Chain restaurant always closed on Sundays.
ATLANTA (AP) — Chick-fil-A founder S. Truett Cathy died early Monday at 93. The billionaire rose from poverty, building a privately held restaurant chain that famously closes every Sunday but drew attention for the Cathy family’s opposition to homosexual “marriage.”
Cathy opened his first postwar diner in an Atlanta suburb in 1946 and by 1967 he had founded and opened his first Chick-fil-A Inc. restaurant in Atlanta. Over ensuing decades, the chain’s boneless chicken sandwich he is credited with inventing would propel Chick-fil-A expansion to more than 1,800 outlets in 39 states and the nation’s capital. By early 2013, the company says on its website, annual sales topped $5 billion as the chain offered up a taste of the South that went beyond chicken to such offerings as sweet tea, biscuits and gravy.
Under the religiously conservative founder, the chain gained prominence for its Bible Belt observance of Sunday. None of its hundreds of restaurants is open on that day, to allow employees a day of rest. Its executives often said the chain made as much money in six days as its competitors do in seven.
Those religious views helped win Cathy and his family a loyal following from conservative customers, but also invited protests when Cathy’s son defended the company’s donations to groups campaigning against same-sex marriage.
Cathy’s son, Dan, currently chairman and president of the chain, had told the Baptist Press in 2012 that the company was “guilty as charged” for backing “the biblical definition of a family.” Gay rights groups and others called for boycotts and kiss-ins at Cathy’s restaurants. The Jim Henson Co. pulled its Muppet toys from kids’ meals, while politicians in Boston and Chicago told the chain it is not welcome there.
The controversy later subsided.
The family-owned company has said it has had 46 consecutive years of positive sales growth. Cathy’s $6 billion fortune put him on the yearly Forbes magazine list of the wealthiest Americans in the country. The company listed him on its website as its chairman emeritus after he left day-to-day operations to younger generations.
Truett Cathy began his career in the restaurant business by opening with his brother in 1946 an Atlanta diner called The Dwarf Grill, named for the short and stout shape of the restaurant. [He is pictured in a 2001, file photo, posing in a replica of The Dwarf Grill.
He attributed his hardworking nature — even as a little boy he made money by selling six bottles of Coca-Cola for a quarter — to growing up poor.
“I’ve experienced poverty and plenty and there’s a lesson to be learned when you’re brought up in poverty,” he said in 2007. “I had to create some good work habits and attitude.”
Even well into his 80s, Cathy was actively involved in the chain’s operations.

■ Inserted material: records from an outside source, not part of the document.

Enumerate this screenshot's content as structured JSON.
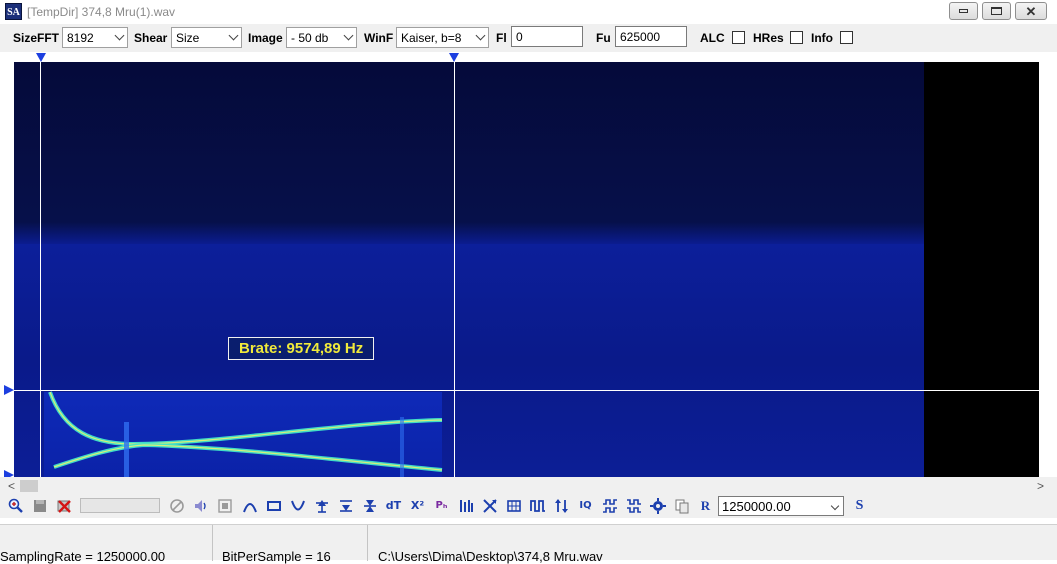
{
  "window": {
    "icon_text": "SA",
    "title": "[TempDir] 374,8 Mru(1).wav"
  },
  "controls": {
    "sizefft": {
      "label": "SizeFFT",
      "value": "8192"
    },
    "shear": {
      "label": "Shear",
      "value": "Size"
    },
    "image": {
      "label": "Image",
      "value": "- 50 db"
    },
    "winf": {
      "label": "WinF",
      "value": "Kaiser, b=8"
    },
    "fl": {
      "label": "Fl",
      "value": "0"
    },
    "fu": {
      "label": "Fu",
      "value": "625000"
    },
    "alc": {
      "label": "ALC",
      "checked": false
    },
    "hres": {
      "label": "HRes",
      "checked": false
    },
    "info": {
      "label": "Info",
      "checked": false
    }
  },
  "spectrogram": {
    "overlay_label": "Brate: 9574,89 Hz",
    "colors": {
      "background": "#000000",
      "noise_floor": "#0a1a8c",
      "signal": "#3fe8c8",
      "cursor": "#ffffff",
      "marker": "#1c3fe0"
    }
  },
  "toolbar": {
    "icons": [
      "zoom-in-icon",
      "save-icon",
      "delete-icon",
      "cancel-icon",
      "sound-icon",
      "stop-icon",
      "arc-icon",
      "rectangle-icon",
      "valley-icon",
      "marker-up-icon",
      "marker-down-icon",
      "marker-both-icon",
      "dt-icon",
      "x-squared-icon",
      "phase-icon",
      "bars-icon",
      "cross-icon",
      "grid-icon",
      "pulse-icon",
      "swap-icon",
      "iq-icon",
      "pattern-a-icon",
      "pattern-b-icon",
      "gear-icon",
      "copy-icon"
    ],
    "r_button": "R",
    "rate_value": "1250000.00",
    "s_button": "S"
  },
  "status": {
    "sampling_rate": "SamplingRate = 1250000.00",
    "bits_per_sample": "BitPerSample = 16",
    "file_path": "C:\\Users\\Dima\\Desktop\\374,8 Mru.wav"
  }
}
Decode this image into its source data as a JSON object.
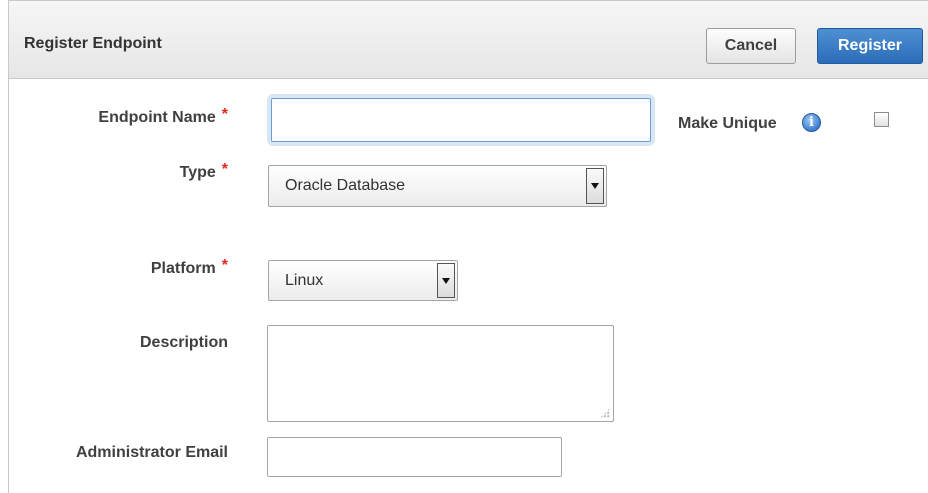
{
  "header": {
    "title": "Register Endpoint",
    "cancel_label": "Cancel",
    "register_label": "Register"
  },
  "form": {
    "endpoint_name": {
      "label": "Endpoint Name",
      "required_mark": "*",
      "value": ""
    },
    "make_unique": {
      "label": "Make Unique",
      "checked": false
    },
    "type": {
      "label": "Type",
      "required_mark": "*",
      "selected": "Oracle Database"
    },
    "platform": {
      "label": "Platform",
      "required_mark": "*",
      "selected": "Linux"
    },
    "description": {
      "label": "Description",
      "value": ""
    },
    "admin_email": {
      "label": "Administrator Email",
      "value": ""
    }
  },
  "icons": {
    "info": "info-icon",
    "dropdown": "chevron-down-icon"
  },
  "colors": {
    "required": "#e0281c",
    "primary_button": "#2a6db8",
    "focus_ring": "#d9e7f5"
  }
}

“Why would I retire from something I enjoy doing?” Cathy said in a 2007 interview. “I can hardly wait to get here.” He set up a contract with his children that said they may sell the privately-owned chain in the future but the company must never go public.
An opportunity in 1961 led to the development of the restaurant chain’s trademark chicken sandwich when a company that cooked boneless, skinless chicken for airline meals wanted to sell him pieces that were too big for the airline customer’s needs. Cathy cooked them in a pressure cooker and served them in buttered buns.
The sandwich was sold at independent restaurants for a few years before he opened his first Chick-fil-A restaurant at an Atlanta shopping mall in 1967.
“He often talked about how he never planned for Chick-Fil-A to be the size that it is today. For Truett, it was so much more than building a national chain,” Chick-Fil-A Senior Vice President of Operations Tim Tassopoulos said Monday. “It was also a place where Truett could invest in people, giving them a first job, a place to learn about hard work and a place for many to pursue their entrepreneurial dreams.”
In 1984 he created the WinShape Foundation to help “shape winners” through youth support programs and scholarships. He also created a long-term program for foster children that has foster care homes in Alabama, Georgia, Tennessee and Brazil.
His sympathy for children was demonstrated in August 2008 when he worked out a deal with the parents of two girls who were accused of causing $30,000 in damage to a home he owned in New Smyrna Beach, Florida. The girls were banned from watching TV and playing video games. They also had to write “I will not vandalize other people’s property” 1,000 times.
He told the Daytona Beach News-Journal that he didn’t want to have them prosecuted and left with a criminal record. Cathy also spent 50 years teaching Sunday school to 13-year-old boys.
His 2007 book “How Did You Do It, Truett?” outlined his strategy for success that included setting priorities, being courteous, cautiously expanding a business and not being burdened with debt.
“There’s really no secret for success,” he said then. “I hope it will open eyes for people. They don’t have to follow my recipe but this is what works for me.”
Cathy is survived by his wife of 65 years, Jeannette McNeil Cathy; sons Dan T. and Don “Bubba” Cathy; daughter Trudy Cathy White; 19 grandchildren and 18 great-grandchildren, according to a company statement.